Solitude mulâtresse Guadeloupe résistance en 1802, une femme lourdement enceinte a pris les armes pour défendre le bien le plus précieux de l’humanité : la liberté.
Sur l’île de la Guadeloupe, elle a prouvé que l’esclavage ne s’accepte jamais en silence.
Approchez-vous. Voici le destin tragique et magnifique de celle que l’on nomme Solitude.
Solitude mulatresse resistance Guadeloupe : quel héritage ?
Née vers 1772, l’histoire de Solitude commence dans la tragédie absolue.
Elle serait le fruit d’un viol subi par une esclave africaine pendant la sinistre traversée de l’océan Atlantique. Devenue esclave de maison à cause de sa peau plus claire d’où le terme historique de « mulâtresse » elle connaît les chaînes et le fouet.
En 1794, l’espoir renaît. La Révolution française vote la première abolition de l’esclavage.
Pour la première fois de sa vie, la jeune Solitude goûte à la liberté et vit enfin comme une citoyenne à part entière.
Pourquoi a-t-elle pris les armes en 1802 ?
Cette liberté sera de courte durée.
En 1802, Napoléon Bonaparte prend une décision funeste : il envoie le général Richepance en Guadeloupe avec pour mission de rétablir l’esclavage par la force.
Face à cette trahison, de nombreux Guadeloupéens refusent de remettre les fers. Les chefs de la résistance Louis Delgrès et Joseph Ignace appellent au soulèvement.
Bien qu’elle attende un enfant, Solitude n’hésite pas une seconde.
Elle rejoint les « Marrons » les rebelles enfuis dans les montagnes pour livrer une guerre féroce aux troupes coloniales françaises.
Solitude mulâtresse Guadeloupe résistance : comment est-elle morte ?
La répression militaire de Richepance est impitoyable.
Fin mai 1802, acculés au lieu-dit Matouba, Louis Delgrès et ses hommes font le choix héroïque de se faire sauter avec leurs barils de poudre, fidèles à leur devise :
« Vivre libre ou mourir. »

Solitude survit à l’explosion mais elle est capturée par les soldats français.
Si ses compagnons d’armes sont exécutés immédiatement, son sort est suspendu pour une raison effroyable.
Ses geôliers décident de la maintenir en vie uniquement le temps qu’elle accouche afin que son enfant puisse naître et devenir, à son tour, la propriété d’un maître.

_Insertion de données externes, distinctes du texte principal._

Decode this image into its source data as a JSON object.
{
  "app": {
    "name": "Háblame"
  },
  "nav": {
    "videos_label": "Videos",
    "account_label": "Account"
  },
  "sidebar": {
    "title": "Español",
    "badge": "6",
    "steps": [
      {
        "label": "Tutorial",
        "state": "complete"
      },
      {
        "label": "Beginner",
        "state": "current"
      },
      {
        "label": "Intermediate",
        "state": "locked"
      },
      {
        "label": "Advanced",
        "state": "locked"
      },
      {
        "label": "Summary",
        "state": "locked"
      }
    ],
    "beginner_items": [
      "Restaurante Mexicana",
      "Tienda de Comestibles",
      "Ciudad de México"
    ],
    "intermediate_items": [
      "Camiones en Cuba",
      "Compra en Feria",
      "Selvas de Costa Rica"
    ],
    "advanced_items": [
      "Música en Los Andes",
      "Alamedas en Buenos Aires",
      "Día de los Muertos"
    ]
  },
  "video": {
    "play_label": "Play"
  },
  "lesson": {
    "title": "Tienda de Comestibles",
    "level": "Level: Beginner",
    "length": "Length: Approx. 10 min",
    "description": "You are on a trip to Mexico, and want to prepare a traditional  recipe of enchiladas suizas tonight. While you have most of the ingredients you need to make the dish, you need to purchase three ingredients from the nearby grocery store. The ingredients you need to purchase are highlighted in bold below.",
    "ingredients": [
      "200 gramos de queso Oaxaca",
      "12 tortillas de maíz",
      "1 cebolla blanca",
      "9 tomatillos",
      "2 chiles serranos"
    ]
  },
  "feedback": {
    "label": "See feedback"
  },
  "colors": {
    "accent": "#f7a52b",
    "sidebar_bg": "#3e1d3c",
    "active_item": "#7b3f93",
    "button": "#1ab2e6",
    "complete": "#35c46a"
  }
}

Le 28 novembre 1802, Solitude donne naissance à son enfant.
Dès le lendemain, son sursis est levé. Elle est menée à la potence et pendue sans avoir pu serrer son bébé dans ses bras
Quel est le mythe et l’héritage de Solitude ?
Pendant très longtemps, son histoire est restée enfouie dans les mémoires locales.
C’est l’écrivain André Schwarz-Bart qui, en 1972, l’a fait renaître aux yeux du monde avec son célèbre roman La Mulâtresse Solitude.
Aujourd’hui, elle incarne la figure intemporelle de la résistance féminine contre l’abomination de l’esclavage.
Des statues ont été érigées en son honneur en Guadeloupe, et plus récemment à Paris en 2022.
Solitude mulâtresse résistance Guadeloupe nous rappelle qu’aucun peuple ne retourne aux chaînes sans se battre. Comme Yaa Asantewaa, comme Njinga Mbandi, comme Béhanzin elle prouve que la résistance africaine et afro-caribéenne fut héroïque, organisée et digne.
Son nom mérite d’être prononcé, transmis et célébré.
Solitude mulatresse resistance Guadeloupe reste aujourd’hui un symbole universel qui dépasse les frontières de la Caraïbe.
En 2022, sa statue inaugurée à Paris dans le jardin du Luxembourg a provoqué un débat national sur la mémoire de l’esclavage et la place des héroïnes afro-caribéennes dans l’histoire de France.
Son histoire nous rappelle une vérité fondamentale : l’esclavage n’a jamais été accepté en silence. Des milliers de femmes et d’hommes ont résisté, se sont battus et sont morts pour leur dignité. Solitude est leur visage le plus bouleversant.
Elle n’avait pas d’armée, pas de titre royal, pas de fortune. Elle avait sa liberté à défendre et c’était suffisant pour tout risquer.
Sources : Le Monde, Mémoire pour l’esclavage, André Schwarz-Bart — La Mulâtresse Solitude (1972).